As you experiment with feeding positions, you may notice that your baby may like certain positions more. Once you have found the right position for feeding, look out for the following signs that your baby is latching on well: [2] [3]

  • You do not feel acute pain.
  • The baby's mouth is wide open, the baby's lower lip is turned out and the upper lip is in the normal position.
  • The lower part of the areola (the areola) is in the baby's mouth.
  • Baby's chin touches your breast.

Useful tip if you have flat or inverted nipples

​If you have inverted or flat nipples, you need to help your baby achieve a good latch - grab the nipple along with most of the areola. Here are some helpful tips for breastfeeding mothers with flat or inverted nipples:​

  • Help yourself with your fingers: you can try to stretch the nipples by rolling them between your fingers in the center where the hole is located, so they create a slight pressure, and the nipple is pushed out.
  • If these suggestions do not help, then use a nipple shield when breastfeeding for the first time so that the baby can latch onto the nipple and pull it out over time.

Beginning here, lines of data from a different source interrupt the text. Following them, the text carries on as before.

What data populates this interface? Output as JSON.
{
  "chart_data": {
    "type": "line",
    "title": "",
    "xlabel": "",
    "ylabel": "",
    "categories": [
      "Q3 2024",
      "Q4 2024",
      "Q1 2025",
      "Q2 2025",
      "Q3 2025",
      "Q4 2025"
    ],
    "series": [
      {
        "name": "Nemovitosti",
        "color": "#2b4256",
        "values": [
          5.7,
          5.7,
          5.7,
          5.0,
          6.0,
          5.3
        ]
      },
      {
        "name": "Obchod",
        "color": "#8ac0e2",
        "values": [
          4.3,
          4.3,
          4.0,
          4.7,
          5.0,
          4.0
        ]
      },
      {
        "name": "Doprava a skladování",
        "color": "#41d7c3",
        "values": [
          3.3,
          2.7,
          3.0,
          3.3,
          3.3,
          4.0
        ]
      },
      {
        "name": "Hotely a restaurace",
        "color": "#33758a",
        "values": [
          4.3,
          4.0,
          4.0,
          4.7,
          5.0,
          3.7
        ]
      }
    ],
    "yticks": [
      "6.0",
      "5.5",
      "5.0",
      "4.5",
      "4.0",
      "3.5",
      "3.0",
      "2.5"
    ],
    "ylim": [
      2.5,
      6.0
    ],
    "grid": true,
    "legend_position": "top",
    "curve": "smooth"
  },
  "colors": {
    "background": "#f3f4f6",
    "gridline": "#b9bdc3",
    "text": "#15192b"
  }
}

It's the journey that counts, not the destination

You are now armed with the knowledge you need to know about the basic nursing positions, as well as tips to help you get a good latch on while breastfeeding.

Remember that breastfeeding only gets better with time and practice, so don't be discouraged if you encounter obstacles or difficulties along the way, such as a bad latch.

Enjoy this special time with your baby and don't forget to consult your doctor or lactation specialist with any questions or concerns you may have.